In terms of the yet-to-be-designated neighborhoods, Peru Village is the first designated turf the group has pitched to the city.

"This is us uniting and saying, 'Hey, we contribute. We belong,' “said Milagros Lizarraga, leader of the Peru Village effort. “It's time we are all recognized."

The Pew Research Center found that Los Angeles County alone contains 4.9 million Hispanics — nearly 10 percent of the nation's entire Hispanic population.

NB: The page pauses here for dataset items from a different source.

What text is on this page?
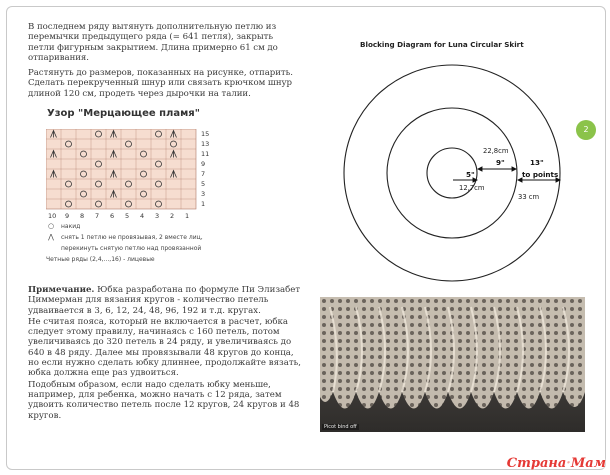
В последнем ряду вытянуть дополнительную петлю из перемычки предыдущего ряда (= 641 петля), закрыть петли фигурным закрытием. Длина примерно 61 см до отпаривания.
Растянуть до размеров, показанных на рисунке, отпарить. Сделать перекрученный шнур или связать крючком шнур длиной 120 см, продеть через дырочки на талии.
Узор "Мерцающее пламя"
15
13
11
9
7
5
3
1
10 9 8 7 6 5 4 3 2 1
○ накид
⋀ снять 1 петлю не провязывая, 2 вместе лиц,
перекинуть снятую петлю над провязанной
Четные ряды (2,4,...,16) - лицевые

Примечание. Юбка разработана по формуле Пи Элизабет Циммерман для вязания кругов - количество петель удваивается в 3, 6, 12, 24, 48, 96, 192 и т.д. кругах.

Не считая пояса, который не включается в расчет, юбка следует этому правилу, начинаясь с 160 петель, потом увеличиваясь до 320 петель в 24 ряду, и увеличиваясь до 640 в 48 ряду. Далее мы провязывали 48 кругов до конца, но если нужно сделать юбку длиннее, продолжайте вязать, юбка должна еще раз удвоиться.

Подобным образом, если надо сделать юбку меньше, например, для ребенка, можно начать с 12 ряда, затем удвоить количество петель после 12 кругов, 24 кругов и 48 кругов.

Blocking Diagram for Luna Circular Skirt
5"
12,7cm
22,8cm
9"	13"
to points
33 cm
2
Picot bind off
Страна·Мам
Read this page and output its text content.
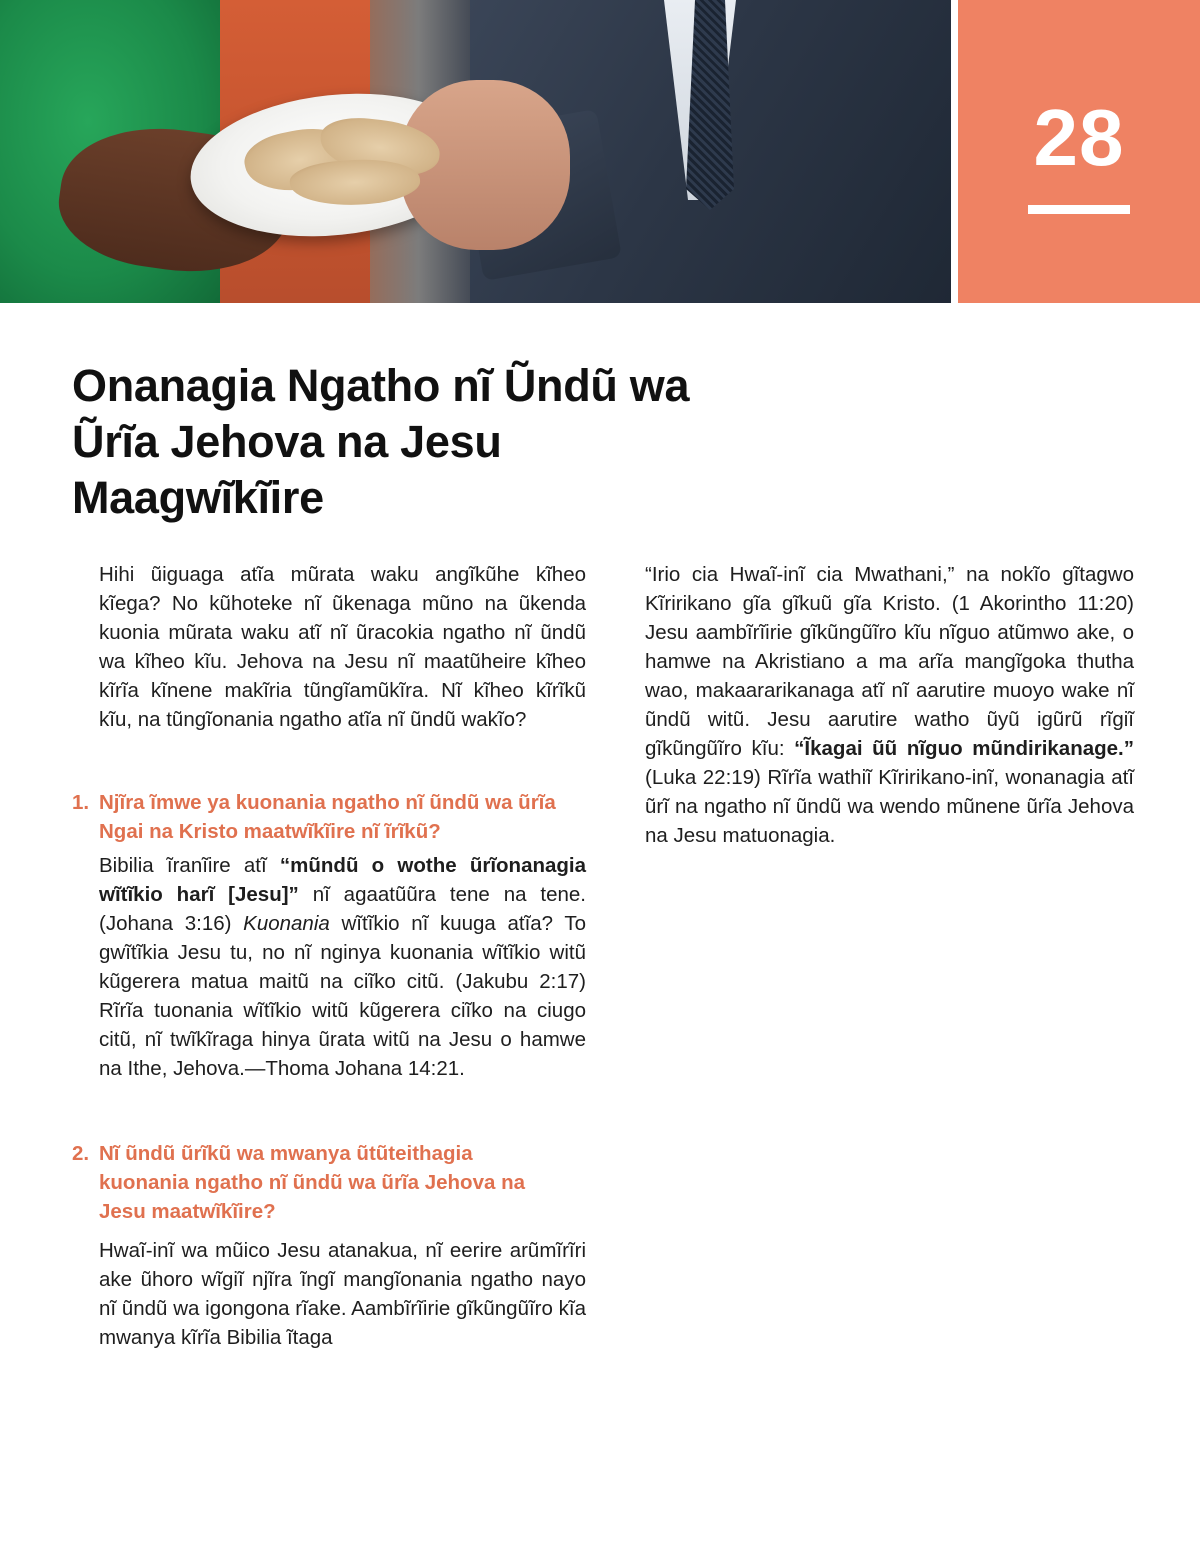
28
Onanagia Ngatho nĩ Ũndũ wa Ũrĩa Jehova na Jesu Maagwĩkĩire

Hihi ũiguaga atĩa mũrata waku angĩkũhe kĩheo kĩega? No kũhoteke nĩ ũkenaga mũno na ũkenda kuonia mũrata waku atĩ nĩ ũracokia ngatho nĩ ũndũ wa kĩheo kĩu. Jehova na Jesu nĩ maatũheire kĩheo kĩrĩa kĩnene makĩria tũngĩamũkĩra. Nĩ kĩheo kĩrĩkũ kĩu, na tũngĩonania ngatho atĩa nĩ ũndũ wakĩo?

1. Njĩra ĩmwe ya kuonania ngatho nĩ ũndũ wa ũrĩa Ngai na Kristo maatwĩkĩire nĩ ĩrĩkũ?

Bibilia ĩranĩire atĩ “mũndũ o wothe ũrĩonanagia wĩtĩkio harĩ [Jesu]” nĩ agaatũũra tene na tene. (Johana 3:16) Kuonania wĩtĩkio nĩ kuuga atĩa? To gwĩtĩkia Jesu tu, no nĩ nginya kuonania wĩtĩkio witũ kũgerera matua maitũ na ciĩko citũ. (Jakubu 2:17) Rĩrĩa tuonania wĩtĩkio witũ kũgerera ciĩko na ciugo citũ, nĩ twĩkĩraga hinya ũrata witũ na Jesu o hamwe na Ithe, Jehova.—Thoma Johana 14:21.

2. Nĩ ũndũ ũrĩkũ wa mwanya ũtũteithagia kuonania ngatho nĩ ũndũ wa ũrĩa Jehova na Jesu maatwĩkĩire?

Hwaĩ-inĩ wa mũico Jesu atanakua, nĩ eerire arũmĩrĩri ake ũhoro wĩgiĩ njĩra ĩngĩ mangĩonania ngatho nayo nĩ ũndũ wa igongona rĩake. Aambĩrĩirie gĩkũngũĩro kĩa mwanya kĩrĩa Bibilia ĩtaga

“Irio cia Hwaĩ-inĩ cia Mwathani,” na nokĩo gĩtagwo Kĩririkano gĩa gĩkuũ gĩa Kristo. (1 Akorintho 11:20) Jesu aambĩrĩirie gĩkũngũĩro kĩu nĩguo atũmwo ake, o hamwe na Akristiano a ma arĩa mangĩgoka thutha wao, makaararikanaga atĩ nĩ aarutire muoyo wake nĩ ũndũ witũ. Jesu aarutire watho ũyũ igũrũ rĩgiĩ gĩkũngũĩro kĩu: “Ĩkagai ũũ nĩguo mũndirikanage.” (Luka 22:19) Rĩrĩa wathiĩ Kĩririkano-inĩ, wonanagia atĩ ũrĩ na ngatho nĩ ũndũ wa wendo mũnene ũrĩa Jehova na Jesu matuonagia.
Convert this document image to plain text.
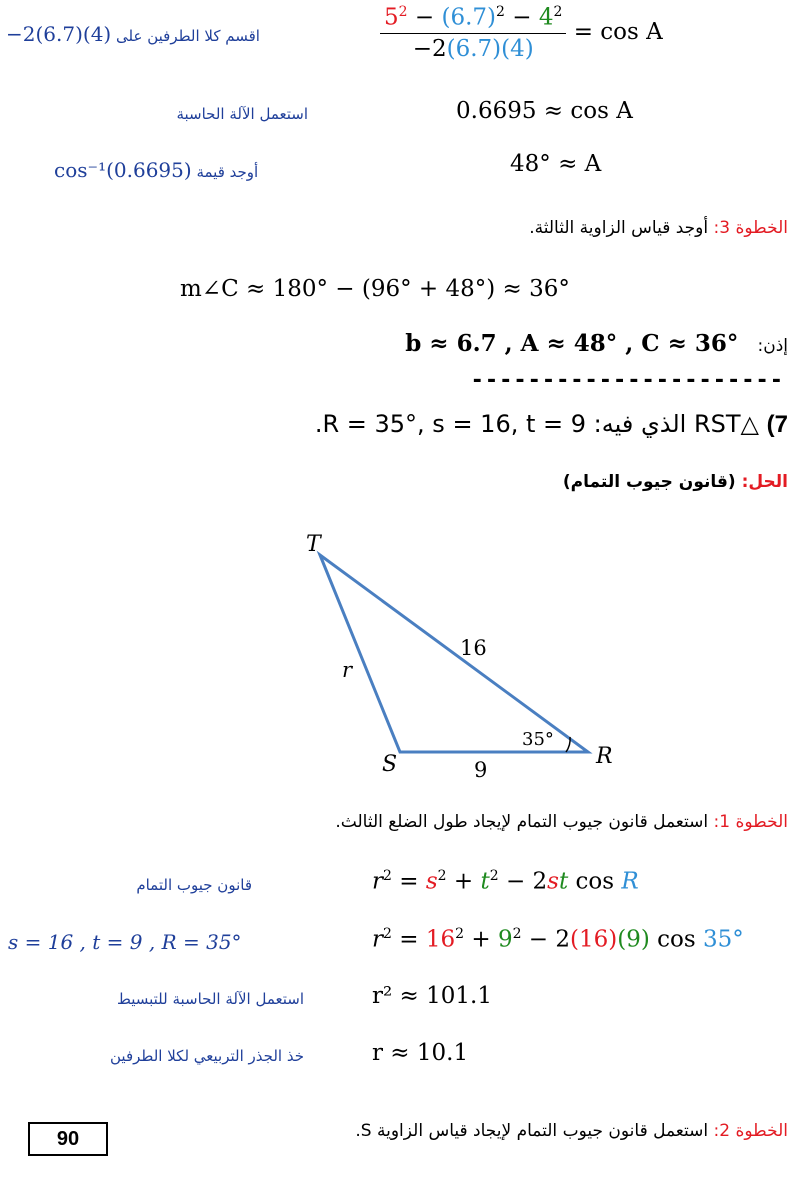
−2(6.7)(4) اقسم كلا الطرفين على	$\frac{5^2 - (6.7)^2 - 4^2}{-2(6.7)(4)} = \cos A$
استعمل الآلة الحاسبة	0.6695 ≈ cos A
cos⁻¹(0.6695) أوجد قيمة	48° ≈ A
الخطوة 3: أوجد قياس الزاوية الثالثة.
m∠C ≈ 180° − (96° + 48°) ≈ 36°
إذن: b ≈ 6.7 , A ≈ 48° , C ≈ 36°
----------------------
7) △RST الذي فيه: R = 35°, s = 16, t = 9.
الحل: (قانون جيوب التمام)
T
S	R
16
r
9
35°
الخطوة 1: استعمل قانون جيوب التمام لإيجاد طول الضلع الثالث.
قانون جيوب التمام	$r^2 = s^2 + t^2 - 2st$ cos R
s = 16 , t = 9 , R = 35°	$r^2 = 16^2 + 9^2 - 2(16)(9)$ cos 35°
استعمل الآلة الحاسبة للتبسيط	r² ≈ 101.1
خذ الجذر التربيعي لكلا الطرفين	r ≈ 10.1
الخطوة 2: استعمل قانون جيوب التمام لإيجاد قياس الزاوية S.
90
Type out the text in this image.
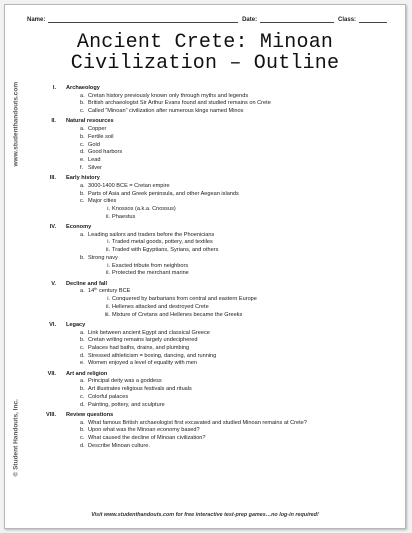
Name:	Date:	Class:
Ancient Crete: Minoan
Civilization – Outline
www.studenthandouts.com
© Student Handouts, Inc.
I. Archaeology
a. Cretan history previously known only through myths and legends
b. British archaeologist Sir Arthur Evans found and studied remains on Crete
c. Called “Minoan” civilization after numerous kings named Minos
II. Natural resources
a. Copper
b. Fertile soil
c. Gold
d. Good harbors
e. Lead
f. Silver
III. Early history
a. 3000-1400 BCE = Cretan empire
b. Parts of Asia and Greek peninsula, and other Aegean islands
c. Major cities
i. Knossos (a.k.a. Cnossus)
ii. Phaestus
IV. Economy
a. Leading sailors and traders before the Phoenicians
i. Traded metal goods, pottery, and textiles
ii. Traded with Egyptians, Syrians, and others
b. Strong navy
i. Exacted tribute from neighbors
ii. Protected the merchant marine
V. Decline and fall
a. 14th century BCE
i. Conquered by barbarians from central and eastern Europe
ii. Hellenes attacked and destroyed Crete
iii. Mixture of Cretans and Hellenes became the Greeks
VI. Legacy
a. Link between ancient Egypt and classical Greece
b. Cretan writing remains largely undeciphered
c. Palaces had baths, drains, and plumbing
d. Stressed athleticism = boxing, dancing, and running
e. Women enjoyed a level of equality with men
VII. Art and religion
a. Principal deity was a goddess
b. Art illustrates religious festivals and rituals
c. Colorful palaces
d. Painting, pottery, and sculpture
VIII. Review questions
a. What famous British archaeologist first excavated and studied Minoan remains at Crete?
b. Upon what was the Minoan economy based?
c. What caused the decline of Minoan civilization?
d. Describe Minoan culture.
Visit www.studenthandouts.com for free interactive test-prep games…no log-in required!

The majority of Latinos in the Los Angeles area are Mexican – about 78 percent – with a sizable Salvadoran population as well, but Hispanics from other Latin American nations are also making themselves known in the city.

One problem the Latino Economic Empowerment Round Table points out is the fact that some of L.A.’s Hispanic groups are widely dispersed across the city and have not yet formed a cohesive community that would warrant a neighborhood designation.

Jimenez, a Venezuelan, faces an uphill battle in getting his Little Venezuela neighborhood designated, primarily because there are only 14 Venezuelans living in the area he’s chosen.

Venezuelans are a fairly new ethnic demographic in Los Angeles, forming a fledgling group in the region with about 5,000 residing throughout Los Angeles County. Trying to convince these Venezuelans to move has been the toughest part of his campaign, he said.

"They believe and they don't believe," Jimenez told the Los Angeles Times. "They can picture it, but then it seems so far away."